Recent publications include: Nothing to Celebrate: North Koreans with Disabilities and UN International Day of Persons with Disabilities, Foreign Policy in Focus (2013); Facilitating An Equal Right to Vote for Persons with Disabilities, Journal of Human Rights Practice (2014) (with Michael A. Stein & Jan Fiala); The Democratic Life of the Union: Toward Equal Voting Participation for Europeans with Disabilities, Harvard Journal of International Law (2013) (with Michael A. Stein & Jan Fiala); and Shared Understanding or Consensus-Masked Disagreement? The Anti-Torture Framework in the Convention on the Rights of Persons with Disabilities, 33 Loyola Journal of International and Comparative Law (2011).

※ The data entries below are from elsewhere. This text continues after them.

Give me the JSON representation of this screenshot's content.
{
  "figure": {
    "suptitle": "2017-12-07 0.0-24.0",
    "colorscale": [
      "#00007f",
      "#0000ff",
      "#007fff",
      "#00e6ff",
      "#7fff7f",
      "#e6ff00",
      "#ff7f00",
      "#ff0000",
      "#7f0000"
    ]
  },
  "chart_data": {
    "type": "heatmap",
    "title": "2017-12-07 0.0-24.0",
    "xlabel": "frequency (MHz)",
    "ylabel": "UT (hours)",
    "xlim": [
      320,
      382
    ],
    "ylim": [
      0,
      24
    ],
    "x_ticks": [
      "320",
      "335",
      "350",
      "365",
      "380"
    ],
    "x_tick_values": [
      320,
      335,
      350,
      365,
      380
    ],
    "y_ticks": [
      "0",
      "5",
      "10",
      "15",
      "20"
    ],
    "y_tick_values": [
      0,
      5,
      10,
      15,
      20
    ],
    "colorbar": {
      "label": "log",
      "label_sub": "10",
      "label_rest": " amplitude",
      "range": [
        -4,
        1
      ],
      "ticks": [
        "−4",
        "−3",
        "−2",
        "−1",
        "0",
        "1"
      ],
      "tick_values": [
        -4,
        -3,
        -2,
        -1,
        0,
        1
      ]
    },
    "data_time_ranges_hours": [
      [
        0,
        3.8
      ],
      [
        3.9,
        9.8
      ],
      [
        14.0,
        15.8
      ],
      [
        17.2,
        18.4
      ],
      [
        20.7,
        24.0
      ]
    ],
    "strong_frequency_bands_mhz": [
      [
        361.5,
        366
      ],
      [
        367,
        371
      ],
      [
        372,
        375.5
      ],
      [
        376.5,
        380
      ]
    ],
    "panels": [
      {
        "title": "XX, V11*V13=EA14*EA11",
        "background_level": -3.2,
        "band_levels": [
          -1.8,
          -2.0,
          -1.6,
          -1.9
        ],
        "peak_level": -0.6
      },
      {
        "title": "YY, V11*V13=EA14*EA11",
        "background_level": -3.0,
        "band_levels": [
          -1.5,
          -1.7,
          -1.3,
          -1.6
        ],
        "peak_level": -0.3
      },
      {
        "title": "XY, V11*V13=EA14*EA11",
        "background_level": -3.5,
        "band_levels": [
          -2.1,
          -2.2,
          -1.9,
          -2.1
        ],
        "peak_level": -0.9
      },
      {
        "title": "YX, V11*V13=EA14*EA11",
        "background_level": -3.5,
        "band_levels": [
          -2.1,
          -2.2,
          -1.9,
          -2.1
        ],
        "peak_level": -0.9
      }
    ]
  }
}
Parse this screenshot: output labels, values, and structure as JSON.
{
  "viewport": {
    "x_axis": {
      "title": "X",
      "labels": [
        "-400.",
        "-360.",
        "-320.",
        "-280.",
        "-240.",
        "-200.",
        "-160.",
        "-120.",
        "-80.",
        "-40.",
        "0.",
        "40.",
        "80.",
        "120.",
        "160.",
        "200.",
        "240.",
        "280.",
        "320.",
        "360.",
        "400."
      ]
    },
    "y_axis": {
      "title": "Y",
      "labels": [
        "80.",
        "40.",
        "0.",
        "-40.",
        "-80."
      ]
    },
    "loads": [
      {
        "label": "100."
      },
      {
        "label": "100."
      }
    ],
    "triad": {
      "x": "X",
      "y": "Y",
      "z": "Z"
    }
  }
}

She resides in Baltimore, Maryland with her partner and two children.

 

Thomas A. Pereira

Currently Unavailable

 

David Stamps

Biography: David Stamps is works in the fields of nonprofit consulting and industrial sales. He has served Amnesty in several capacities: International Board Member and Treasurer, Amnesty USA Board Vice-Chair and Treasurer and Chair of AI's International Financial Control Committee. He also serves on the boards of The Global Initiative for Economic, Social and Cultural rights and the Illusion Theater, Minneapolis.

His non-profit consulting is in the areas of fundraising and board development. A member of Amnesty since 1981, Dave has been a Local Group Coordinator, State Death Penalty Abolition Coordinator and Area Coordinator.

He is a graduate of Lawrence University, Appleton, Wisconsin. He lives in Minneapolis with his wife, children and grandchildren.

 

Rafia Zakaria

Rafia Zakaria is the first Pakistani American woman to serve as a Director for Amnesty International USA. She is a columnist for DAWN, Pakistan's largest English newspaper. She is a writer and PhD candidate in political philosophy. Her work and views have been featured in the New York Times, Dissent, The Progressive, Guernica, and on Al Jazeera English, the BBC, The Hindu, and National Public Radio. She is the author of The Upstairs Wife: An intimate history of Pakistan, forthcoming from Beacon Press.

Rafia is a lawyer and the Founder of the Muslim Women's Legal Defense Fund for the Muslim Alliance of Indiana/The Julian Center Shelter representing victims of domestic violence. She is a Ph.D. candidate in Political Science at Indiana University, currently working on her dissertation entitled "Negotiating Identity: Sharia, multiculturalism and Muslim women."

She was the John Edwards Fellow at Indiana University for 2007-2008 which is the highest academic honor that can be achieved by a graduate student at Indiana University. She is the only Pakistani American woman recognized by a joint resolution of the Indiana House and Senate for her work on women's rights.